Not only that, but recent news has highlighted the security vulnerabilities found with email systems. Take the Groklaw scandal, Google’s recent “privacy” outburst and let’s not forget the “human error” problem. Many high-profile data breaches have been caused by emails – the most recent being Aberdeen council’s blunder which cost it £100,000. Collectively, these events help build the business case for other collaboration tools, driving the devolution of email into a less relied upon method of communication.

With these security concerns in mind, there’s certainly a clear business case for rejecting email in favour of a collaboration platform purely specialising in document exchange, especially since secure document transfer is still often done by physical courier to obtain the necessary proof of delivery that email cannot reliably deliver.

Email tends to leave multiple copies of vital documents on the system, for example, in the sender’s sent box, archives and the recipient’s mailbox – sometimes even the recipient’s hard drive. Cleaning up the trail to delete the document is almost impossible if email transport is used.

Although, I think it is important to remember that email systems were never built for security; consider an email to be the electronic equivalent of sending a postcard with your message written on it.

It is possible to layer encryption on top of emails, but this requires the recipient to have suitable software setup to de-crypt the package, as well as an alternative transport route to share the keys – in which case we are getting into more complex realms of sharing information.

To avoid data leaks and serious corporate fines, organisations need better insight into what business content is being shared and who is sharing it. Worryingly, a recent survey by Intralinks found that only 30 per cent of organisations feel they have control over information shared outside of the firewall. It is clear from statistics like this that information exchange needs an overhaul.

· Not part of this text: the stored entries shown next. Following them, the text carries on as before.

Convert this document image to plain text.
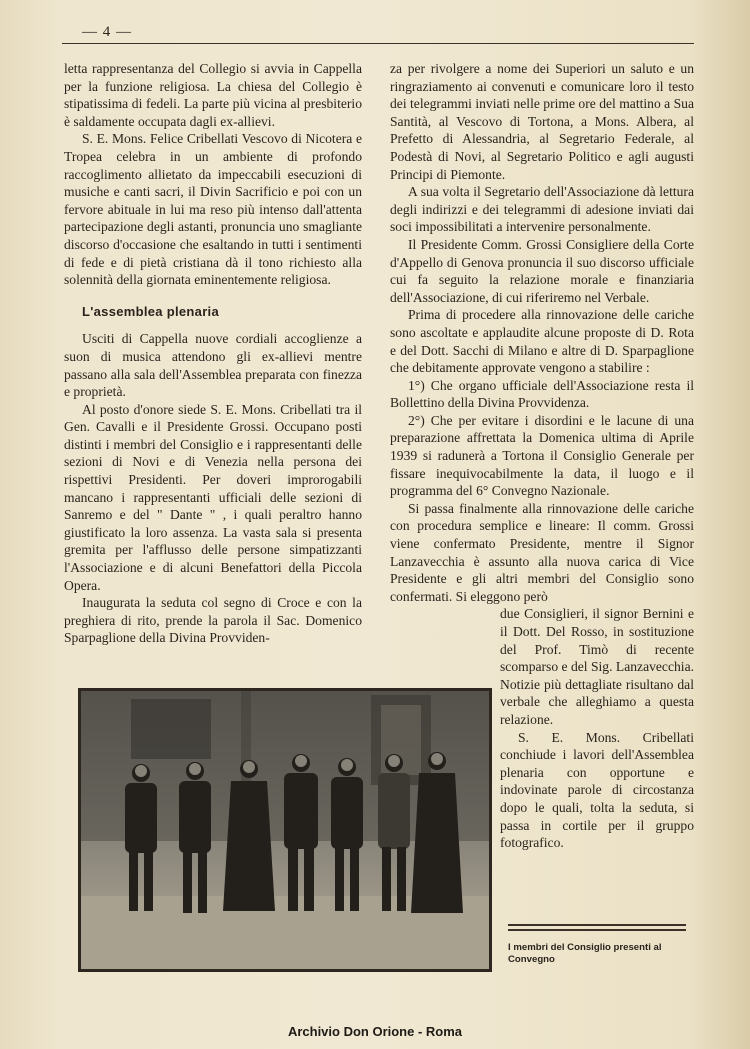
— 4 —

letta rappresentanza del Collegio si avvia in Cappella per la funzione religiosa. La chiesa del Collegio è stipatissima di fedeli. La parte più vicina al presbiterio è saldamente occupata dagli ex-allievi.

S. E. Mons. Felice Cribellati Vescovo di Nicotera e Tropea celebra in un ambiente di profondo raccoglimento allietato da impeccabili esecuzioni di musiche e canti sacri, il Divin Sacrificio e poi con un fervore abituale in lui ma reso più intenso dall'attenta partecipazione degli astanti, pronuncia uno smagliante discorso d'occasione che esaltando in tutti i sentimenti di fede e di pietà cristiana dà il tono richiesto alla solennità della giornata eminentemente religiosa.

L'assemblea plenaria

Usciti di Cappella nuove cordiali accoglienze a suon di musica attendono gli ex-allievi mentre passano alla sala dell'Assemblea preparata con finezza e proprietà.

Al posto d'onore siede S. E. Mons. Cribellati tra il Gen. Cavalli e il Presidente Grossi. Occupano posti distinti i membri del Consiglio e i rappresentanti delle sezioni di Novi e di Venezia nella persona dei rispettivi Presidenti. Per doveri improrogabili mancano i rappresentanti ufficiali delle sezioni di Sanremo e del " Dante " , i quali peraltro hanno giustificato la loro assenza. La vasta sala si presenta gremita per l'afflusso delle persone simpatizzanti l'Associazione e di alcuni Benefattori della Piccola Opera.

Inaugurata la seduta col segno di Croce e con la preghiera di rito, prende la parola il Sac. Domenico Sparpaglione della Divina Provviden-

za per rivolgere a nome dei Superiori un saluto e un ringraziamento ai convenuti e comunicare loro il testo dei telegrammi inviati nelle prime ore del mattino a Sua Santità, al Vescovo di Tortona, a Mons. Albera, al Prefetto di Alessandria, al Segretario Federale, al Podestà di Novi, al Segretario Politico e agli augusti Principi di Piemonte.

A sua volta il Segretario dell'Associazione dà lettura degli indirizzi e dei telegrammi di adesione inviati dai soci impossibilitati a intervenire personalmente.

Il Presidente Comm. Grossi Consigliere della Corte d'Appello di Genova pronuncia il suo discorso ufficiale cui fa seguito la relazione morale e finanziaria dell'Associazione, di cui riferiremo nel Verbale.

Prima di procedere alla rinnovazione delle cariche sono ascoltate e applaudite alcune proposte di D. Rota e del Dott. Sacchi di Milano e altre di D. Sparpaglione che debitamente approvate vengono a stabilire :

1°) Che organo ufficiale dell'Associazione resta il Bollettino della Divina Provvidenza.

2°) Che per evitare i disordini e le lacune di una preparazione affrettata la Domenica ultima di Aprile 1939 si radunerà a Tortona il Consiglio Generale per fissare inequivocabilmente la data, il luogo e il programma del 6° Convegno Nazionale.

Si passa finalmente alla rinnovazione delle cariche con procedura semplice e lineare: Il comm. Grossi viene confermato Presidente, mentre il Signor Lanzavecchia è assunto alla nuova carica di Vice Presidente e gli altri membri del Consiglio sono confermati. Si eleggono però

due Consiglieri, il signor Bernini e il Dott. Del Rosso, in sostituzione del Prof. Timò di recente scomparso e del Sig. Lanzavecchia. Notizie più dettagliate risultano dal verbale che alleghiamo a questa relazione.

S. E. Mons. Cribellati conchiude i lavori dell'Assemblea plenaria con opportune e indovinate parole di circostanza dopo le quali, tolta la seduta, si passa in cortile per il gruppo fotografico.

I membri del Consiglio presenti al Convegno
Archivio Don Orione - Roma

Cloud-based communications tools which allow organisations to safely and securely share documents are gaining in popularity, but the market is very diluted and many businesses are not aware of the resources available to them. Companies operating in unregulated industries may see benefits in tools that have emerged from the consumer space, such as Dropbox.

Yet those in highly regulated and security conscious environments may require a platform that has been tried and tested in secure document exchange. These platforms allow content owners to authorise who sees what file and for how long, destroying its existence at the flick of a switch to eliminate the “human error” problem.

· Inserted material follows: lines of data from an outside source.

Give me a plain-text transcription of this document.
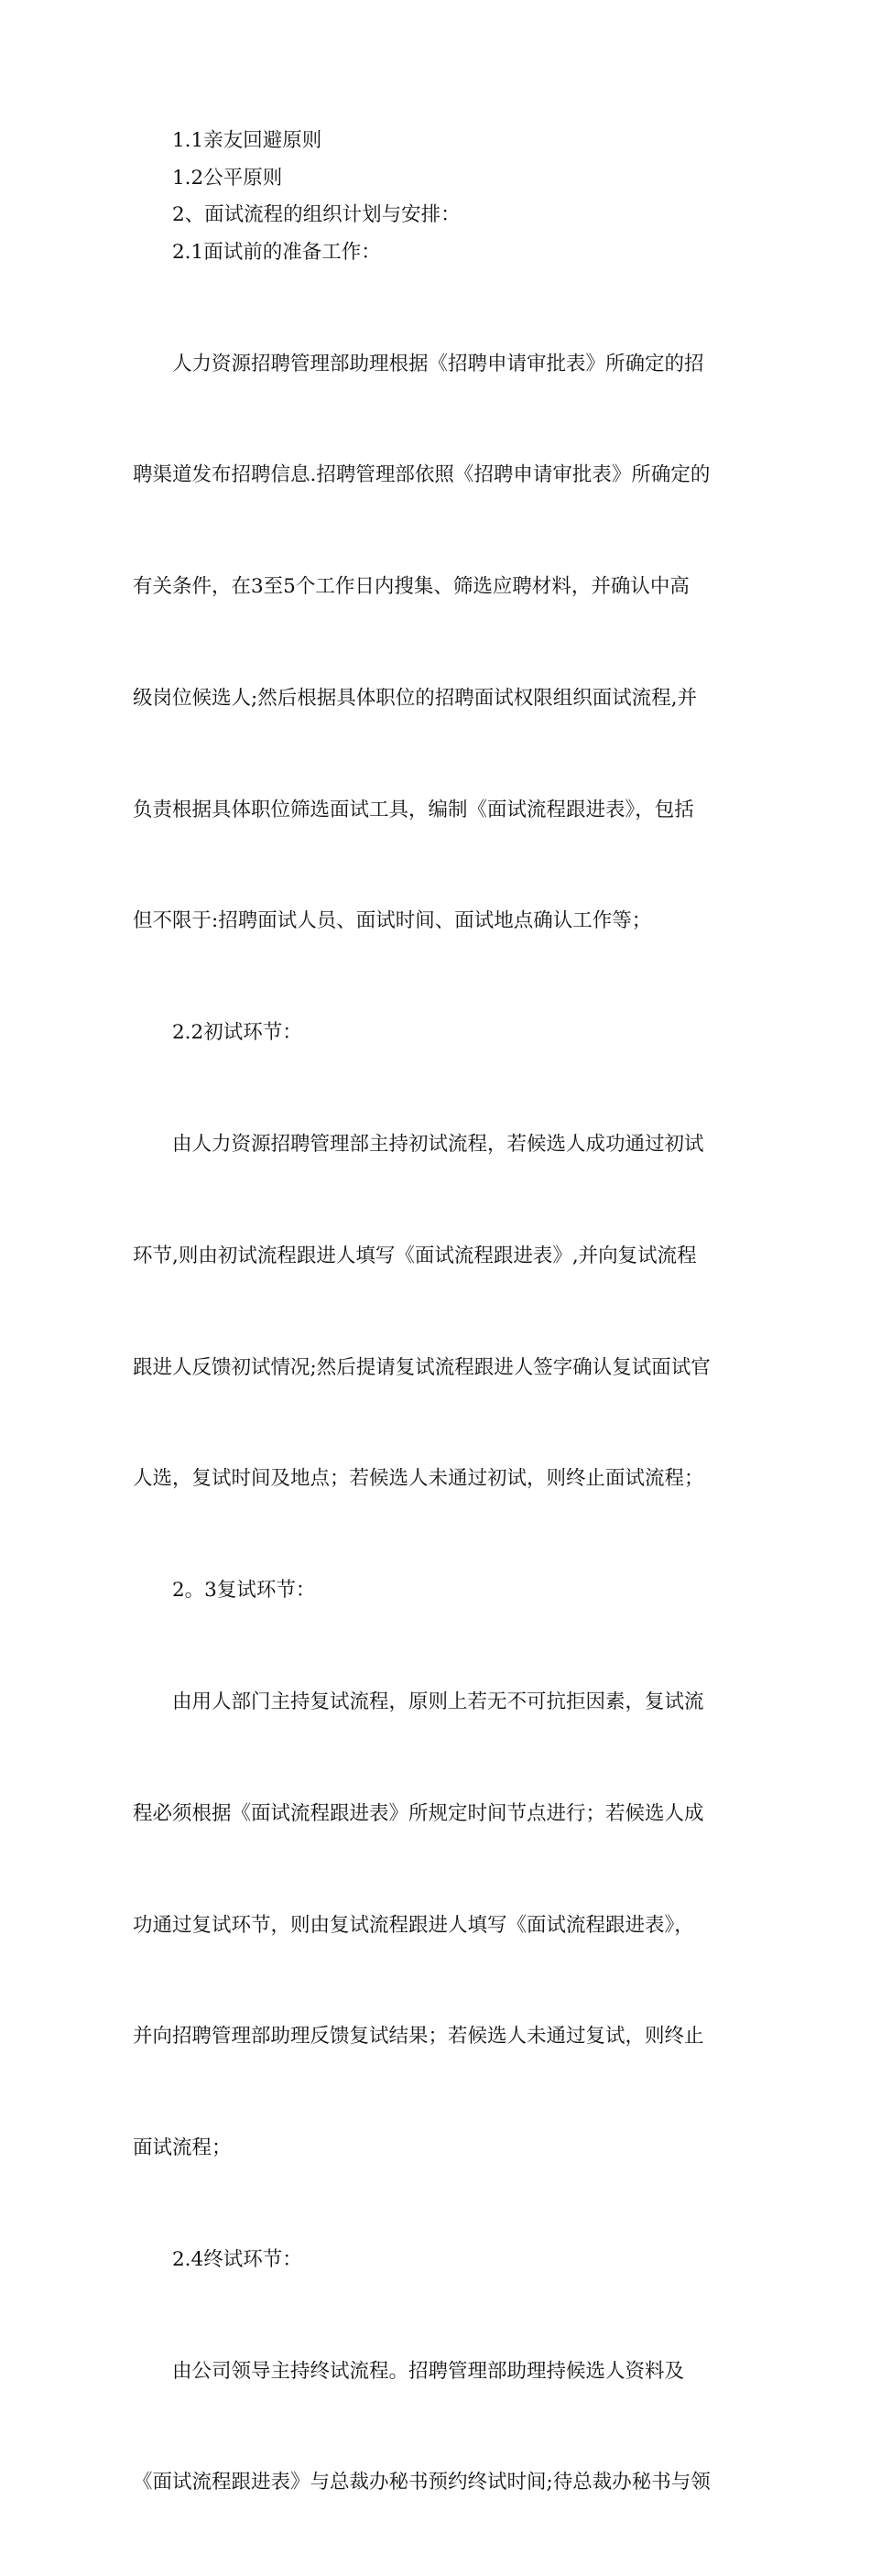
1.1亲友回避原则

1.2公平原则

2、面试流程的组织计划与安排：

2.1面试前的准备工作：

人力资源招聘管理部助理根据《招聘申请审批表》所确定的招

聘渠道发布招聘信息.招聘管理部依照《招聘申请审批表》所确定的

有关条件，在3至5个工作日内搜集、筛选应聘材料，并确认中高

级岗位候选人;然后根据具体职位的招聘面试权限组织面试流程,并

负责根据具体职位筛选面试工具，编制《面试流程跟进表》，包括

但不限于:招聘面试人员、面试时间、面试地点确认工作等；

2.2初试环节：

由人力资源招聘管理部主持初试流程，若候选人成功通过初试

环节,则由初试流程跟进人填写《面试流程跟进表》,并向复试流程

跟进人反馈初试情况;然后提请复试流程跟进人签字确认复试面试官

人选，复试时间及地点；若候选人未通过初试，则终止面试流程；

2。3复试环节：

由用人部门主持复试流程，原则上若无不可抗拒因素，复试流

程必须根据《面试流程跟进表》所规定时间节点进行；若候选人成

功通过复试环节，则由复试流程跟进人填写《面试流程跟进表》，

并向招聘管理部助理反馈复试结果；若候选人未通过复试，则终止

面试流程；

2.4终试环节：

由公司领导主持终试流程。招聘管理部助理持候选人资料及

《面试流程跟进表》与总裁办秘书预约终试时间;待总裁办秘书与领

Today’s IT departments do not have control over information exchange, especially if email continues to be relied upon by most businesses to function day-to-day. Admittedly, we will never see “the back of email” for many years, as ageing in-house systems will need to be fully replaced by their cloud-based equivalents over time. With such emphasis on email alone, persuading organisations to overhaul their communications completely is a tricky business if employees are very familiar with one way of working.

Nevertheless, as more and more news comes to light on email surveillance and information breaches, the industry is building a stronger business case for other supporting tools which can help protect confidential documents normally shared over email. Email should evolve into a mechanism for notifying the user of a collaboration task, or providing an update on a status, rather than being the medium through which collaboration itself takes place.